Under C Synthesis, expand reports and select Synthesis.
This view shows the synthesis results. The first section shows the Timing Estimate, and the conservative clock period of 100 MHz was easily achieved. The second section shows the Performance and Resource Estimates. In this section, we can see the performance and utilization of each function, sub-function, and/or loop in the code. Two key performance metrics are latency and interval. Latency measures the time from the beginning to the end of the process. Interval is measures the minimum amount of time between successive calls to the module, making it a better measurement for throughput. In addition, we can see a number of utilization metrics are provided, such as BRAM, DSP, FF, and LUT.

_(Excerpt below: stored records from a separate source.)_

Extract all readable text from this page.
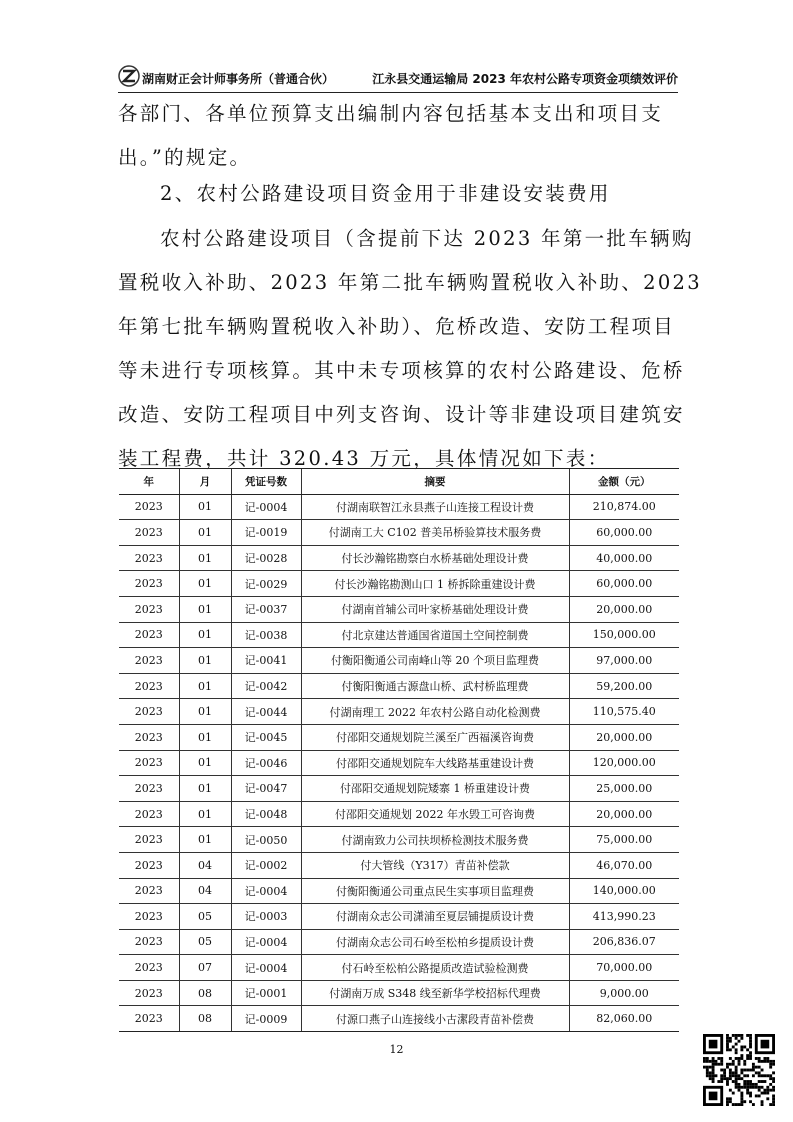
湖南财正会计师事务所（普通合伙）	江永县交通运输局 2023 年农村公路专项资金项绩效评价

各部门、各单位预算支出编制内容包括基本支出和项目支

出。”的规定。

2、农村公路建设项目资金用于非建设安装费用

农村公路建设项目（含提前下达 2023 年第一批车辆购

置税收入补助、2023 年第二批车辆购置税收入补助、2023

年第七批车辆购置税收入补助）、危桥改造、安防工程项目

等未进行专项核算。其中未专项核算的农村公路建设、危桥

改造、安防工程项目中列支咨询、设计等非建设项目建筑安

装工程费，共计 320.43 万元，具体情况如下表：

年	月	凭证号数	摘要	金额（元）
2023	01	记-0004	付湖南联智江永县燕子山连接工程设计费	210,874.00
2023	01	记-0019	付湖南工大 C102 普美吊桥验算技术服务费	60,000.00
2023	01	记-0028	付长沙瀚铭勘察白水桥基础处理设计费	40,000.00
2023	01	记-0029	付长沙瀚铭勘测山口 1 桥拆除重建设计费	60,000.00
2023	01	记-0037	付湖南首辅公司叶家桥基础处理设计费	20,000.00
2023	01	记-0038	付北京建达普通国省道国土空间控制费	150,000.00
2023	01	记-0041	付衡阳衡通公司南峰山等 20 个项目监理费	97,000.00
2023	01	记-0042	付衡阳衡通古源盘山桥、武村桥监理费	59,200.00
2023	01	记-0044	付湖南理工 2022 年农村公路自动化检测费	110,575.40
2023	01	记-0045	付邵阳交通规划院兰溪至广西福溪咨询费	20,000.00
2023	01	记-0046	付邵阳交通规划院车大线路基重建设计费	120,000.00
2023	01	记-0047	付邵阳交通规划院矮寨 1 桥重建设计费	25,000.00
2023	01	记-0048	付邵阳交通规划 2022 年水毁工可咨询费	20,000.00
2023	01	记-0050	付湖南致力公司扶坝桥检测技术服务费	75,000.00
2023	04	记-0002	付大管线（Y317）青苗补偿款	46,070.00
2023	04	记-0004	付衡阳衡通公司重点民生实事项目监理费	140,000.00
2023	05	记-0003	付湖南众志公司潇浦至夏层铺提质设计费	413,990.23
2023	05	记-0004	付湖南众志公司石岭至松柏乡提质设计费	206,836.07
2023	07	记-0004	付石岭至松柏公路提质改造试验检测费	70,000.00
2023	08	记-0001	付湖南万成 S348 线至新华学校招标代理费	9,000.00
2023	08	记-0009	付源口燕子山连接线小古潔段青苗补偿费	82,060.00
12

During this tutorial, we optimized the function ntt
, and the performance and utilization for that function is provided in the 4th row. We can focus on the cycle performance:
The II is 770 and is matching the longest II of its subfunctions/ processes which is
ntt_stage6()
,Its Latency is 2114 which is the sum of all the latencies of its subfunctions/ processes.
For polyvec_ntt_loop, the loop tripcount is 128 as expected and we call the ntt()
function, we can see that the latency is 99905 which is coming from the computation 127*770+2114+1. Because the tripcount is 128, we need 127 restarts of the iteration at II=770 and the last iteration we need to wait the full latency of 2114 cycles to get all the outputs.